Israël: la proportionnelle qui paralyse
Par Rudy Salles, mercredi 29 octobre 2008 à 06:25 :: Politique :: #847 :: rss
Je ne suis pas un opposant systématique au scrutin proportionnel. En effet, une dose de proportionnelle permet la représentativité politique. C'est le cas, par exemple, dans les Conseils Municipaux où l'ensemble des courants présents ayant obtenu plus de 5% des voix au second tour sont présents dans les Assemblées Communales. Je ne connais personne qui conteste aujourd'hui ce mode de scrutin. En revanche, la proportionnelle intégrale est certes un système qui permet la représentation de tous les courants de pensées mais qui peut paralyser gravement l'action politique. Le meilleurs exemple en la matière est le système Israélien. En effet, dans ce pays, le Parlement "la Knesset" est élu à la représentation proportionnelle intégrale. Des listes nationales sont présentées aux suffrages des électeurs et il suffit d'obtenir 2% des voix pour obtenir un Parlementaire. Ainsi ce système amène à une dispersion des voix et empêche la formation de majorités absolues cohérentes.
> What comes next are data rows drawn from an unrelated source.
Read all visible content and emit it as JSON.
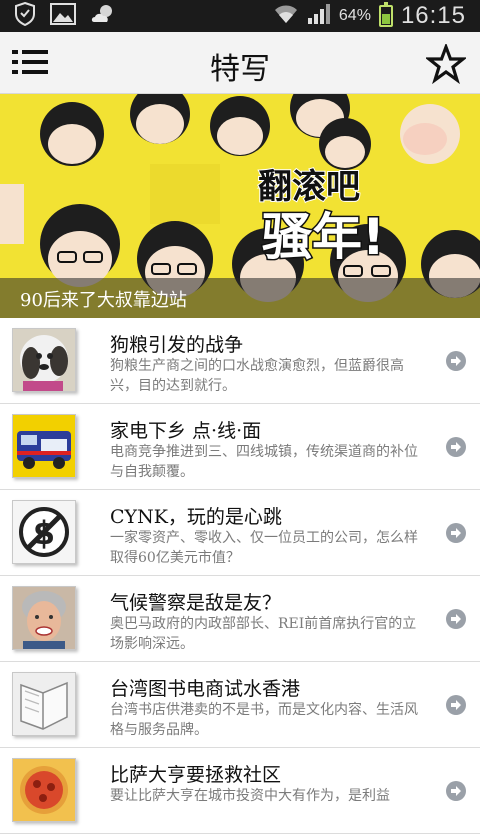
{
  "status_bar": {
    "battery_percent": "64%",
    "time": "16:15",
    "icons": [
      "shield-icon",
      "image-icon",
      "weather-icon",
      "wifi-icon",
      "signal-icon",
      "battery-icon"
    ]
  },
  "header": {
    "title": "特写",
    "menu_icon": "menu-icon",
    "star_icon": "star-icon"
  },
  "hero": {
    "caption": "90后来了大叔靠边站",
    "overlay_text_line1": "翻滚吧",
    "overlay_text_line2": "骚年!"
  },
  "articles": [
    {
      "title": "狗粮引发的战争",
      "desc": "狗粮生产商之间的口水战愈演愈烈，但蓝爵很高兴，目的达到就行。",
      "thumb": "dog"
    },
    {
      "title": "家电下乡 点·线·面",
      "desc": "电商竞争推进到三、四线城镇，传统渠道商的补位与自我颠覆。",
      "thumb": "van"
    },
    {
      "title": "CYNK，玩的是心跳",
      "desc": "一家零资产、零收入、仅一位员工的公司，怎么样取得60亿美元市值？",
      "thumb": "dollar"
    },
    {
      "title": "气候警察是敌是友？",
      "desc": "奥巴马政府的内政部部长、REI前首席执行官的立场影响深远。",
      "thumb": "woman"
    },
    {
      "title": "台湾图书电商试水香港",
      "desc": "台湾书店供港卖的不是书，而是文化内容、生活风格与服务品牌。",
      "thumb": "book"
    },
    {
      "title": "比萨大亨要拯救社区",
      "desc": "要让比萨大亨在城市投资中大有作为，是利益",
      "thumb": "pizza"
    }
  ],
  "colors": {
    "status_bg": "#1b1b1b",
    "header_bg": "#f3f3f3",
    "hero_yellow": "#f2e233",
    "arrow": "#9aa0a8"
  }
}
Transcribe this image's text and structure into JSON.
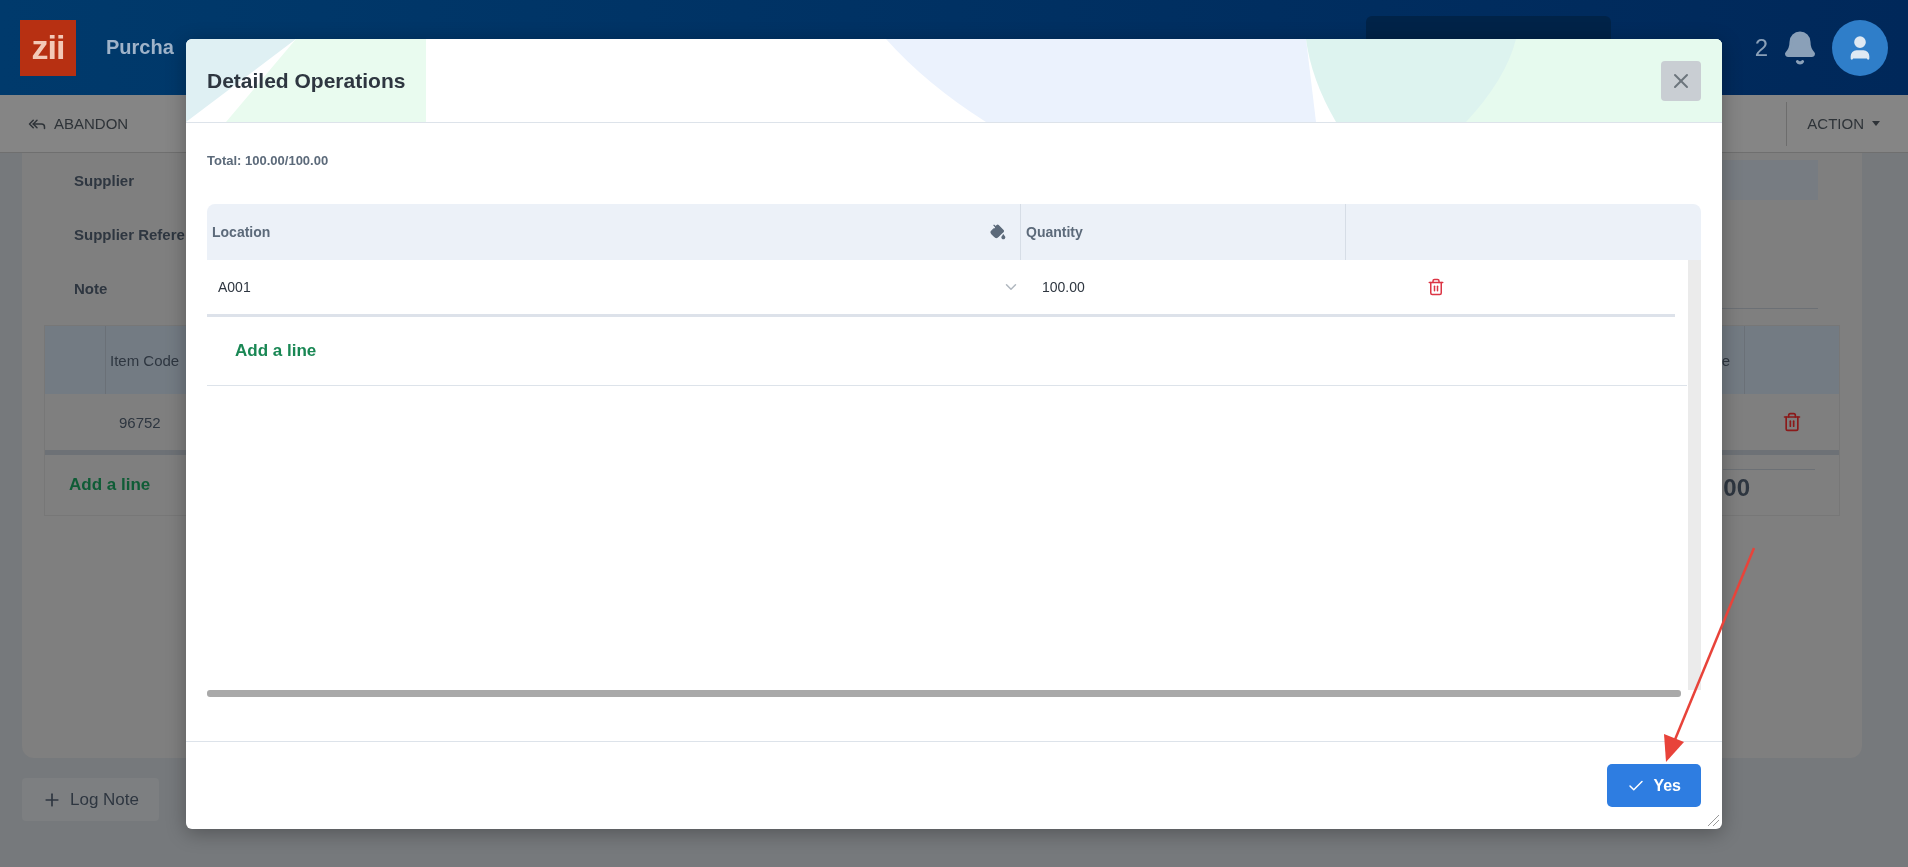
{
  "app": {
    "logo": "zii",
    "title": "Purcha",
    "notification_count": "2"
  },
  "toolbar": {
    "abandon": "ABANDON",
    "action": "ACTION"
  },
  "form": {
    "fields": [
      {
        "label": "Supplier",
        "kind": "filled"
      },
      {
        "label": "Supplier Refere",
        "kind": "plain"
      },
      {
        "label": "Note",
        "kind": "underline"
      }
    ]
  },
  "lines_table": {
    "columns": [
      "Item Code",
      "e"
    ],
    "rows": [
      {
        "item_code": "96752"
      }
    ],
    "add_line": "Add a line",
    "total": "00"
  },
  "log_note": "Log Note",
  "dialog": {
    "title": "Detailed Operations",
    "total": "Total: 100.00/100.00",
    "columns": [
      "Location",
      "Quantity"
    ],
    "rows": [
      {
        "location": "A001",
        "quantity": "100.00"
      }
    ],
    "add_line": "Add a line",
    "confirm": "Yes"
  }
}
Dès lors, à chaque scrutin, le parti arrivé en tête doit parvenir à former une coalition avec d'autres partis qui étaient, pendant la campagne électorale, ses adversaires. Ceci donne des majorités fragiles et dont le programme repose sur un tout petit dénominateur commun. Cela ne donne qu'un poids très relatif au Gouvernement qui peut être mis en minorité à tout moment. Pire, il est des moments où le Premier Ministre nommé par le Président ne peut même pas constituer de Gouvernement, faute de majorité. C'est le cas actuellement. En effet Tsipi Livni qui a été chargée par le Président Israélien de former le futur Gouvernement ne trouve pas suffisamment d'alliés pour former sa majorité. Certes un accord a été engagé avec les travaillistes mais cela n'est pas suffisant. Le parti religieux reffuse d'entrer dans la coalition et bloque le système. Dès lors Tsipi Livni est contrainte de "jeter l'éponge" et de réclamer des élections générales. Il faut souhaiter que celles-ci seront en mesure de clarifier la situation mais rien n'est moins sur. Car si les électeurs éparpillent leurs voix comme ils le font traditionnellement alors la formation d'un Gouvernement sera toujours aussi difficile.
Ceci est un problème d'autant plus contraignant que la politique en Israël est un élément déterminant. Dans une région en guerre où les décisions ne peuvent attendre et où le Gouvernement doit être fort pour pouvoir être respecté de l'extérieur, on voit combien un tel système peut poser de problèmes. Les Israéliens en ont bien conscience. Une délégation de la Knesset était venue, il y a quelques années, à l'Assemblée Nationale pour étudier notre mode de scrutin. J'avais bien senti, à l'époque, l'opposition à tout changement dans ce domaine de la part des partis religieux. Et comme il faut un consensus pour changer le mode de scrutin, cette question n'est pas à l'ordre du jour. On comprendra mieux la politique Israélienne qui consiste en permanence à rechercher le compromis improbable. Tout un art!